CAPÍTULO XVII - PENSANDO NA MORTE DA BEZERRA

87 14 144
                                    


A terrível orquestra de tiros e ganidos de zumbis ― agora somente mortos comuns. ― foi substituída com exímia velocidade por um silêncio sepulcral. Palavra mais do que perfeita para definir o cenário todo. Quem visse de fora poderia facilmente supor que uma guerra ocorrera bem ali tantas eram as carcaças que cobriam o chão. Não que o chão original estivesse visível sob as tripas e o sangue caliginoso daquelas criaturas que, apesar do meu desejo de acreditar serem monstros irracionais, ainda carregavam boa parte da humanidade consigo.

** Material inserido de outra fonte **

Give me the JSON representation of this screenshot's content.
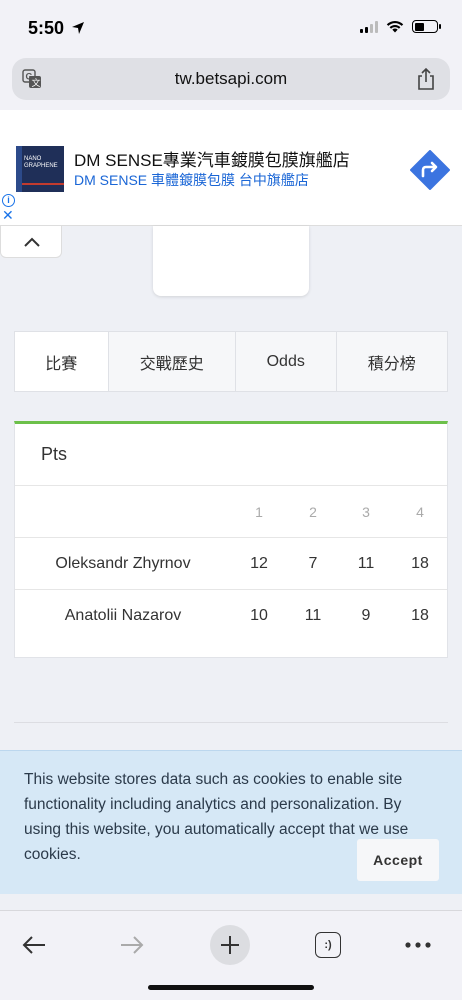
{
  "status_bar": {
    "time": "5:50",
    "battery_level": 0.45
  },
  "browser": {
    "url": "tw.betsapi.com"
  },
  "ad": {
    "logo_text": "NANO GRAPHENE",
    "title": "DM SENSE專業汽車鍍膜包膜旗艦店",
    "subtitle": "DM SENSE 車體鍍膜包膜 台中旗艦店",
    "close_label": "✕"
  },
  "tabs": [
    {
      "label": "比賽",
      "active": true
    },
    {
      "label": "交戰歷史",
      "active": false
    },
    {
      "label": "Odds",
      "active": false
    },
    {
      "label": "積分榜",
      "active": false
    }
  ],
  "pts_table": {
    "title": "Pts",
    "columns": [
      "1",
      "2",
      "3",
      "4"
    ],
    "rows": [
      {
        "name": "Oleksandr Zhyrnov",
        "values": [
          "12",
          "7",
          "11",
          "18"
        ]
      },
      {
        "name": "Anatolii Nazarov",
        "values": [
          "10",
          "11",
          "9",
          "18"
        ]
      }
    ]
  },
  "cookie_banner": {
    "text": "This website stores data such as cookies to enable site functionality including analytics and personalization. By using this website, you automatically accept that we use cookies.",
    "accept_label": "Accept"
  },
  "toolbar": {
    "tabs_icon_label": ":)"
  },
  "colors": {
    "accent_green": "#6cc04a",
    "link_blue": "#1a66d6",
    "cookie_bg": "#d6e8f6"
  }
}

Vestiam roupas como as nossas, tinham faces similares ainda que tomadas pela mutação e, se procurasse em seus bolsos, encontraria nomes, fotos, histórias. Tudo isso simplesmente desaparecera apenas por causa de uma doença bizarra? Eu tinha o direito de execrá-los da condição de meus semelhantes sendo que nossa única diferença eram diversos acasos convenientes responsáveis por colocar-me em cima daquele ônibus em vez do chão da clareira? Não. Não tinha. Eu era hipócrita. Fraco. Pequeno. E o apáscoalipse estava expondo cada vez mais essas partes de mim. Não sei se haverá terapia no mundo capaz de "curar-me" depois de tudo, se é que realmente haveria um mundo depois.

De volta ao teto do ônibus, os olhares de todos jaziam repousados sobre a Capitã. A mulher permanecia ajoelhada apoiando-se nas armas que serviam como muletas. Sua cabeça pendeu para frente tornando impossível visualizar o rosto. Certamente, haviam questões povoando a mente de cada um ali ― a minha não era exceção. ―, contudo ninguém se dispôs a falar ou fazer qualquer coisa até o corpo da Capitã vacilar como se ela fosse cair de vez. Nessa hora, o soldado Toledo prontamente avançou segurando-a nos braços. O homem analisou sua companheira por uns segundos, então, ajeitou o corpo inconsciente de Suelen junto ao seu e ergueu-a nos braços. As duas armas tombaram produzindo um estalido metálico que fez o restante das pessoas balançarem a cabeça como se despertassem de um sonho. Toledo lançou um olhar para Arantes. Em seguida, nos deu as costas e caminhou de volta para dentro do veículo.

Demétrio, Érico e eu encaramos o soldado de olhos azuis. O homem parecia abalado, mas respirou fundo e tomou a palavra:

― Atenção, crianças! ― disse ele. ― Normalmente, eu não devia contar pra vocês sobre a situação nem pedir o que vou pedir, mas são os mais capazes aqui depois de nós, soldados. Precisamos sair desse lugar o mais rápido possível. O som dos tiros pode atrair outros pra cá e dessa vez não teremos a Capitã para nos salvar. ― ele voltou-se para o mar de mortos mais especificamente o montinho próximo da estrada. ― Antes de sairmos, vamos ter que tirar os corpos da frente. Eu sei que é pedir muito. Mas preciso que façam isso ― troquei olhares com os outros rapazes. Ambos sentiam medo como eu, porém, não do tipo que os impediria de ajudar.

― A gente faz ― respondi, seguro, por todos.

Arantes pareceu surpreso. Ele olhou para Demétrio e Érico que assentiram.

― Muito bem, então ― Arantes recolheu as duas armas do chão. ― Vou guardar o equipamento e preparar o ônibus. Depois vou ajudar vocês. Sejam rápidos, mas pelo amor de Deus tenham cuidado. ― a mensagem era para todos, entretanto o olhar do soldado pairava sobre Érico. Justo, pensei, são família. Mas o rapaz mantinha ressalvas quanto a isso, ele corou dando alguns passos para trás.

― Vai ser mais rápido se a gente pular daqui ― sugeriu o loiro-padrão já dando o exemplo.

Corremos para a beira. Érico havia acabado de atingir o chão. O rapaz olhou em nossa direção com um sorriso convidativo. Com outro sorriso, esse de entusiasmo, lancei meu corpo para frente. A queda foi rápida, mas divertida. Quando terminou, eu estava sorrindo de alegria por uma pequena coisa e, no inferno, isso era muito. Érico se juntou a mim, passou o braço por minha nuca, mas dessa vez não o afastei, ao invés disso ajudei-o chamar Demétrio para junto de nós.